My editorial space is smaller than usual in this issue because of the remarkable number of tax deductible contributions LILITH received this season. Many were from new donors, and every subscriber contributing over $50 could designate a person in whose honor the gift was being given. (We sent cards to each honoree.)
About honoring, when I interviewed women for the article on Jewish women’s philanthropy in this issue, many told me that they don’t want to be honored themselves— for any cause — but they enjoy making contributions to honor a friend.
I remember the first time this happened to me. On my tenth birthday I had my formal introduction to philanthropy (aside from the ubiquitous blue box from the Jewish National Fund), from the mother of my buddy Myra.
I’d invited the usual bevy of friends to my birthday party. Lunch around the dining room table, with little fluted cups of nuts and candies at each place —very traditional stuff And very traditional gifts. But the one gift I remember to this day came from a friend whose mother was a no-nonsense, non-fluted-cup type of woman. (Since women and girls learn from one another all the time, you never know when you’re in danger of being a role model.) Myra brought me a square white envelope.
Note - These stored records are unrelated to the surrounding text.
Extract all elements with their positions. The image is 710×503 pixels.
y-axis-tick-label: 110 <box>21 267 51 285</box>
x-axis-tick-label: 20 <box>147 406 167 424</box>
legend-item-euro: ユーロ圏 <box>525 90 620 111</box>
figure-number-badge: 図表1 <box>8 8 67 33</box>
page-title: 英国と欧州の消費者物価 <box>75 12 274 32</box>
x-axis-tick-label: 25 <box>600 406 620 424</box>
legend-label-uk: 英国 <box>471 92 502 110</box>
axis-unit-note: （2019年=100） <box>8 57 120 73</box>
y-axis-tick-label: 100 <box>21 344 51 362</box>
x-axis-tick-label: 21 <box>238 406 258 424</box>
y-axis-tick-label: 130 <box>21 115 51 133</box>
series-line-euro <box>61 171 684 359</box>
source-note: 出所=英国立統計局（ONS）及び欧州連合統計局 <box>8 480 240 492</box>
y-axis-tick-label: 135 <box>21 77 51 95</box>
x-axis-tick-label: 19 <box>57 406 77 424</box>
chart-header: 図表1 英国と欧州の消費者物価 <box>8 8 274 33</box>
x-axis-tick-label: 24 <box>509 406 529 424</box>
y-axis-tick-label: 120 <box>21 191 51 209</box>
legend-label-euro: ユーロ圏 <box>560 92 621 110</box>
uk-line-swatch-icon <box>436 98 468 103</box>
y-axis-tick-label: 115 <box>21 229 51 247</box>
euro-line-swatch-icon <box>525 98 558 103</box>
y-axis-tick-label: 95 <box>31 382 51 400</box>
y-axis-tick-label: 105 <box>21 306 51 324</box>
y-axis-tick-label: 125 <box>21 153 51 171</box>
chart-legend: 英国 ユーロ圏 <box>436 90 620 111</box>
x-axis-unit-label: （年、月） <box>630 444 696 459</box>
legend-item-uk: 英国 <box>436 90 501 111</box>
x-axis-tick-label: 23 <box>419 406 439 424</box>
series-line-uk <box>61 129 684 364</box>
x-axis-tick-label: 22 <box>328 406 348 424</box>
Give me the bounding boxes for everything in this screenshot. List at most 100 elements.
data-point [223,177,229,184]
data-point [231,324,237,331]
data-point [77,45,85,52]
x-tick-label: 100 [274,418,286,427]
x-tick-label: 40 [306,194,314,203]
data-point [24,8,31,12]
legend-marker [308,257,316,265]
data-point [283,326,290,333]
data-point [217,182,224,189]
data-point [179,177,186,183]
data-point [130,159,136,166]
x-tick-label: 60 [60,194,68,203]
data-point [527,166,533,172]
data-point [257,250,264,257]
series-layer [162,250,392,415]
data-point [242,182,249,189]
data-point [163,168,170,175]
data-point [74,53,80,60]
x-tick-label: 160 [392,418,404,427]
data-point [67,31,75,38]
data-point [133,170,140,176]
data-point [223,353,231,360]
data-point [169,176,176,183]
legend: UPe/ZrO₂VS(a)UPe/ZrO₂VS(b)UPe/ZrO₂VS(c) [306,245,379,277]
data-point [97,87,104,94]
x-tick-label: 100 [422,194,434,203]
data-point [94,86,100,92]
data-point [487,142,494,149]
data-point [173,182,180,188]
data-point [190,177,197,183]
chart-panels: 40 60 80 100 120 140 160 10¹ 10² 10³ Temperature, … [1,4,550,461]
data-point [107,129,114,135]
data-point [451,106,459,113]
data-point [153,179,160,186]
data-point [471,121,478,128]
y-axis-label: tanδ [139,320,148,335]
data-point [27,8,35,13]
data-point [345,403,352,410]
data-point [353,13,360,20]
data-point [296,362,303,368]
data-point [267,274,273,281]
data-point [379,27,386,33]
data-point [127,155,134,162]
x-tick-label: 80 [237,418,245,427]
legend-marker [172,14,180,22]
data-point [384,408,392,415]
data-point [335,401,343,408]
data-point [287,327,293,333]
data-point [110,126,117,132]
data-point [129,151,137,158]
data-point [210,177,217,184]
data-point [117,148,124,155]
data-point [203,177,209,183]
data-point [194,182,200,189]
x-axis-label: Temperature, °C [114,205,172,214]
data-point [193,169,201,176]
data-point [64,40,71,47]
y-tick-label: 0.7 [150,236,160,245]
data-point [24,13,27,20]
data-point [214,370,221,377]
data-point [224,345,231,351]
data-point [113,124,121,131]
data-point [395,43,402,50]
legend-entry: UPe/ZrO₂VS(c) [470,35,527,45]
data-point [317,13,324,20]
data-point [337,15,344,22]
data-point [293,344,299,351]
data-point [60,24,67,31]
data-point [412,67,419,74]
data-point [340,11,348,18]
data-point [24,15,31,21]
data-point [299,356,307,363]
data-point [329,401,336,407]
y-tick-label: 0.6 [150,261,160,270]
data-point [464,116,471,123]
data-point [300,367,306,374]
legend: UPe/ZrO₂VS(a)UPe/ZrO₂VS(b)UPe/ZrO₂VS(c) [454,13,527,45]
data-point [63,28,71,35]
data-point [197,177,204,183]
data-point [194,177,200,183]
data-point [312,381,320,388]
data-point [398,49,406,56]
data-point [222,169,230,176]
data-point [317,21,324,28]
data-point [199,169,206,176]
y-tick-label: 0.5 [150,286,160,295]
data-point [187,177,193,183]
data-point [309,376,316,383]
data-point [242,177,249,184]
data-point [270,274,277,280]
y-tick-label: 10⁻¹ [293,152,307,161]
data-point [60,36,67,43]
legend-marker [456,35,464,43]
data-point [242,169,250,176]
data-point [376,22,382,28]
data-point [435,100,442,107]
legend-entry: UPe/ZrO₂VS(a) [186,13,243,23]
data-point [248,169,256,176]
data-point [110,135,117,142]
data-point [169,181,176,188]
Her mother, a friend of my mom’s, was unusual even among the extraordinary women of her circle. These women, who had known each other since childhood, were smart, well-read, and cared about (and knew about) books, music, theater, art. For thirty five years they met each Monday afternoon to study together—Bible, then Shakespeare, all of James Joyce; later, Virginia Woolf and Anais Nin.
Myra’s mother was the group’s leader. She was unconventional in many ways, said her friends. Scholarly, she was writing a PhD. thesis when I was growing up. She must have been very busy— studying, teaching, raising three daughters, wife of a hard working local doc-so it would have been incongruous imagining her going into a record store or a toy store to pick out an ordinary birthday gift for her daughter to bring me.
Myra handed me the envelope rather sheepishly. I opened my presents at the table, after lunch and before the movie. 1 forget which Cherry Ames books I was given that year (I admired the spunkiness and didn’t notice the sexism until later), but I have never forgotten that inside the envelope was a blue-and- white card announcing that a contribution had been made in my honor to the Hebrew University in Jerusalem. The date was March 1954, and I still remember exactly what the card looked like, and how mysteriously connected I felt to the institution it came from.
She may have been motivated by mere expediency, but my friend’s mom’s message was clear and powerful: I was a person worthy of being honored, and philanthropy was something very special.